In 1969, Tabor and 12 other members of the Black Panthers were charged for allegedly plotting to kill police officers and to plant bombs in New York City commercial and public buildings, in what came to be known as the Panther 21 Trial. In February 1971, Tabor and fellow defendant Richard Moore failed to appear for trial and consequently forfeited $150,000 in bail. Newton was furiously and had Tabor and Moore declared "enemies of the people". Matthews was denounced as well, and accusing of fleeing the Party and taking valuable assets with her. Moore, Tabor and Matthews all resurfaced a month later in Algeria, where Black Panther Party leaders Eldridge and Kathleen Cleaver had previously fled to after Eldridge also escaped a trial. They joined a wider faction of Black Panthers who had all left the United States rather than faces trials, and who had all consolidated around the leadership of the Cleavers. Other Panthers in this clique were Donald L. Cox and his wife Barbara Easley Cox, Pete O'Neal and his wife Charlotte Hill O'Neal and Sekou Odinga to name a few.
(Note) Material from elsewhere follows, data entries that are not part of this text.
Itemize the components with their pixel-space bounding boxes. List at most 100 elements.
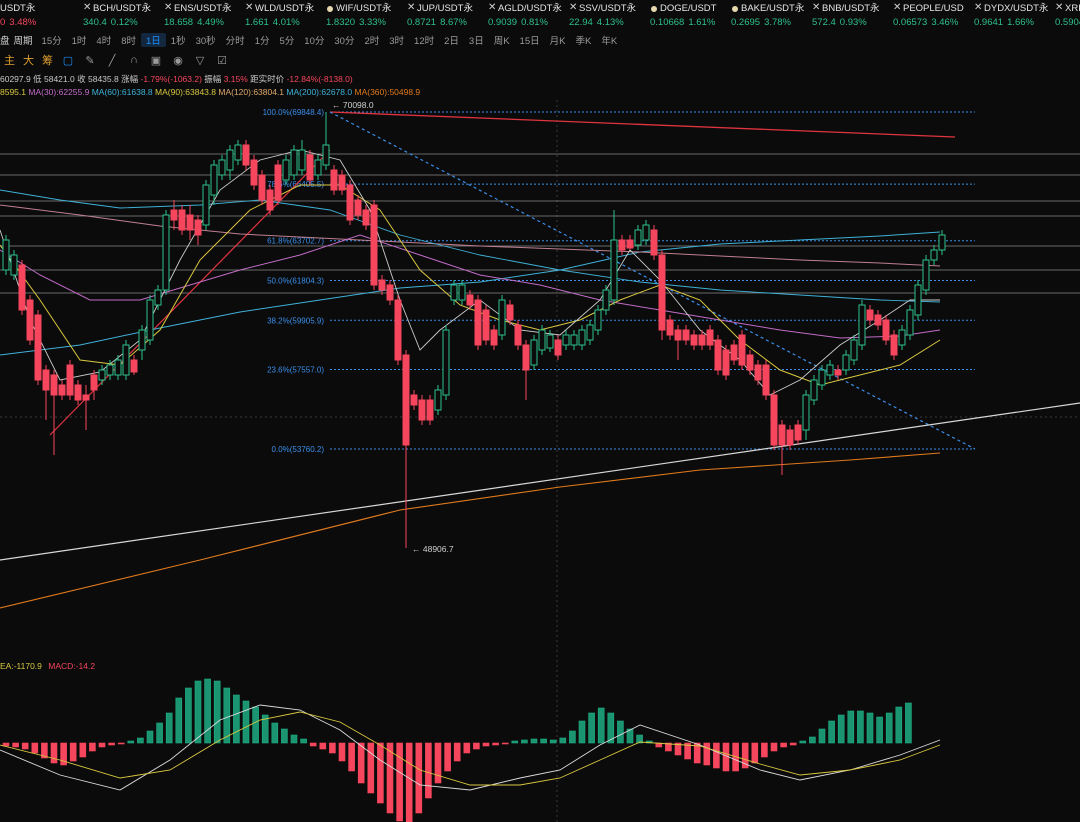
main-indicator-button[interactable]: 主 bbox=[4, 55, 15, 67]
candle-body bbox=[290, 149, 298, 176]
candle-body bbox=[154, 289, 162, 306]
ticker-item[interactable]: ✕ PEOPLE/USD 0.06573 3.46% bbox=[891, 0, 972, 30]
ticker-price: 1.8320 3.33% bbox=[326, 17, 386, 28]
ticker-item[interactable]: ✕ BNB/USDT永 572.4 0.93% bbox=[810, 0, 891, 30]
trash-icon[interactable]: ☑ bbox=[217, 54, 227, 67]
macd-bar bbox=[156, 722, 163, 744]
ticker-change: 4.01% bbox=[272, 17, 300, 28]
timeframe-option[interactable]: 12时 bbox=[414, 35, 435, 47]
candle-body bbox=[642, 224, 650, 241]
ticker-change: 3.46% bbox=[931, 17, 959, 28]
candle-body bbox=[450, 284, 458, 301]
candle-body bbox=[106, 364, 114, 376]
ticker-item[interactable]: ✕XRP/USDT 0.59040.58% bbox=[1053, 0, 1080, 30]
eye-icon[interactable]: ◉ bbox=[173, 54, 183, 67]
candle-body bbox=[570, 334, 578, 346]
ticker-item[interactable]: ✕ WLD/USDT永 1.661 4.01% bbox=[243, 0, 324, 30]
ticker-price: 340.4 0.12% bbox=[83, 17, 138, 28]
timeframe-option[interactable]: 1日 bbox=[141, 32, 166, 47]
ticker-symbol: BNB/USDT永 bbox=[822, 3, 880, 14]
close-icon[interactable]: ✕ bbox=[488, 2, 497, 13]
timeframe-option[interactable]: 10分 bbox=[304, 35, 325, 47]
timeframe-option[interactable]: 1秒 bbox=[170, 35, 186, 47]
ticker-price-value: 0.9039 bbox=[488, 17, 518, 28]
pencil-icon[interactable]: ✎ bbox=[85, 54, 95, 67]
timeframe-option[interactable]: 年K bbox=[601, 35, 618, 47]
fib-label: 61.8%(63702.7) bbox=[267, 237, 324, 246]
ticker-item[interactable]: ✕ ENS/USDT永 18.658 4.49% bbox=[162, 0, 243, 30]
candle-body bbox=[594, 309, 602, 331]
timeframe-option[interactable]: 3时 bbox=[389, 35, 405, 47]
low-price-marker: ← 48906.7 bbox=[412, 544, 454, 554]
timeframe-option[interactable]: 1时 bbox=[71, 35, 87, 47]
ticker-price-value: 0.10668 bbox=[650, 17, 685, 28]
timeframe-option[interactable]: 5分 bbox=[279, 35, 295, 47]
ticker-item[interactable]: ✕ JUP/USDT永 0.8721 8.67% bbox=[405, 0, 486, 30]
ticker-item[interactable]: ✕ SSV/USDT永 22.94 4.13% bbox=[567, 0, 648, 30]
macd-bar bbox=[415, 742, 423, 814]
timeframe-option[interactable]: 2日 bbox=[444, 35, 459, 47]
ohlc-amp-label: 振幅 bbox=[204, 74, 222, 84]
timeframe-option[interactable]: 月K bbox=[549, 35, 566, 47]
candle-body bbox=[50, 374, 58, 396]
timeframe-option[interactable]: 8时 bbox=[121, 35, 136, 47]
timeframe-option[interactable]: 2时 bbox=[364, 35, 380, 47]
macd-bar bbox=[98, 742, 106, 748]
timeframe-option[interactable]: 1分 bbox=[254, 35, 270, 47]
ticker-item[interactable]: WIF/USDT永 1.8320 3.33% bbox=[324, 0, 405, 30]
ticker-item[interactable]: DOGE/USDT 0.10668 1.61% bbox=[648, 0, 729, 30]
lock-icon[interactable]: ▣ bbox=[150, 54, 162, 67]
candle-body bbox=[122, 344, 130, 376]
close-icon[interactable]: ✕ bbox=[407, 2, 416, 13]
macd-bar bbox=[396, 742, 403, 822]
timeframe-option[interactable]: 3日 bbox=[468, 35, 484, 47]
favorite-dot-icon[interactable] bbox=[651, 6, 657, 12]
ohlc-dist-label: 距实时价 bbox=[250, 74, 285, 84]
ticker-item[interactable]: BAKE/USDT永 0.2695 3.78% bbox=[729, 0, 810, 30]
timeframe-option[interactable]: 周K bbox=[493, 35, 510, 47]
timeframe-option[interactable]: 30秒 bbox=[195, 35, 216, 47]
timeframe-option[interactable]: 15日 bbox=[519, 35, 540, 47]
candle-body bbox=[634, 229, 642, 246]
close-icon[interactable]: ✕ bbox=[812, 2, 821, 13]
ticker-price-value: 0.2695 bbox=[731, 17, 761, 28]
timeframe-option[interactable]: 季K bbox=[575, 35, 592, 47]
macd-bar bbox=[636, 734, 643, 744]
timeframe-option[interactable]: 30分 bbox=[334, 35, 355, 47]
dif-line bbox=[0, 704, 941, 791]
filter-icon[interactable]: ▽ bbox=[195, 54, 205, 67]
timeframe-option[interactable]: 15分 bbox=[41, 35, 62, 47]
close-icon[interactable]: ✕ bbox=[1055, 2, 1064, 13]
candle-body bbox=[578, 329, 586, 346]
timeframe-option[interactable]: 分时 bbox=[225, 35, 245, 47]
candle-body bbox=[610, 239, 618, 301]
close-icon[interactable]: ✕ bbox=[569, 2, 578, 13]
period-label[interactable]: 周期 bbox=[13, 35, 33, 47]
close-icon[interactable]: ✕ bbox=[974, 2, 983, 13]
close-icon[interactable]: ✕ bbox=[164, 2, 173, 13]
magnet-icon[interactable]: ∩ bbox=[130, 54, 138, 66]
macd-bar bbox=[367, 742, 375, 794]
favorite-dot-icon[interactable] bbox=[732, 6, 738, 12]
timeframe-option[interactable]: 4时 bbox=[96, 35, 112, 47]
line-tool-icon[interactable]: ╱ bbox=[108, 54, 116, 67]
cursor-icon[interactable]: ▢ bbox=[62, 54, 74, 67]
large-order-button[interactable]: 大 bbox=[23, 55, 34, 67]
close-icon[interactable]: ✕ bbox=[83, 2, 92, 13]
ticker-item[interactable]: ✕ AGLD/USDT永 0.9039 0.81% bbox=[486, 0, 567, 30]
ticker-item[interactable]: ✕ BCH/USDT永 340.4 0.12% bbox=[81, 0, 162, 30]
candle-body bbox=[866, 309, 874, 321]
macd-legend: EA:-1170.9 MACD:-14.2 bbox=[0, 661, 95, 671]
chips-button[interactable]: 筹 bbox=[42, 55, 53, 67]
candle-body bbox=[466, 294, 474, 306]
close-icon[interactable]: ✕ bbox=[893, 2, 902, 13]
candle-body bbox=[890, 334, 898, 356]
ticker-item[interactable]: ✕ DYDX/USDT永 0.9641 1.66% bbox=[972, 0, 1053, 30]
ticker-item[interactable]: USDT永 0 3.48% bbox=[0, 0, 81, 30]
macd-bar bbox=[146, 730, 154, 744]
close-icon[interactable]: ✕ bbox=[245, 2, 254, 13]
ohlc-distance: -12.84%(-8138.0) bbox=[286, 74, 353, 84]
macd-bar bbox=[405, 742, 413, 822]
favorite-dot-icon[interactable] bbox=[327, 6, 333, 12]
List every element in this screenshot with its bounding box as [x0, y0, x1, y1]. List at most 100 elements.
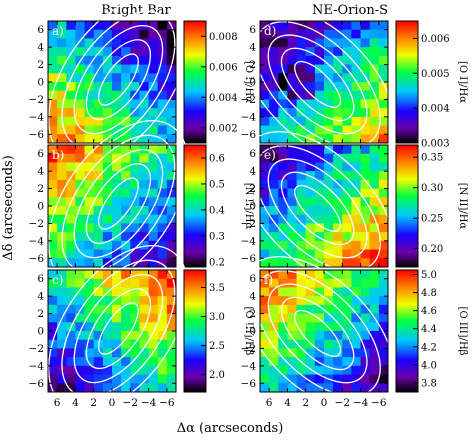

In time, this faction, dubbed "The International Section of the Black Panther Party" by the Panthers, came to be considered to be in a feud with the main branch of the Black Panthers in America who remained under the leadership of Huey Newton and to a lesser degree, David Hilliard. Internal tensions between the groups were deliberately greatly intensified by the FBI, who unleashed the full force of their COINTELPRO project on them.

The Algerian-based panthers all eventually went their separate ways and in 1972 Tabor and Matthews emigrated to Zambia. Matthews eventually returned to her homeland of Jamaica, where she died of cancer in 1993.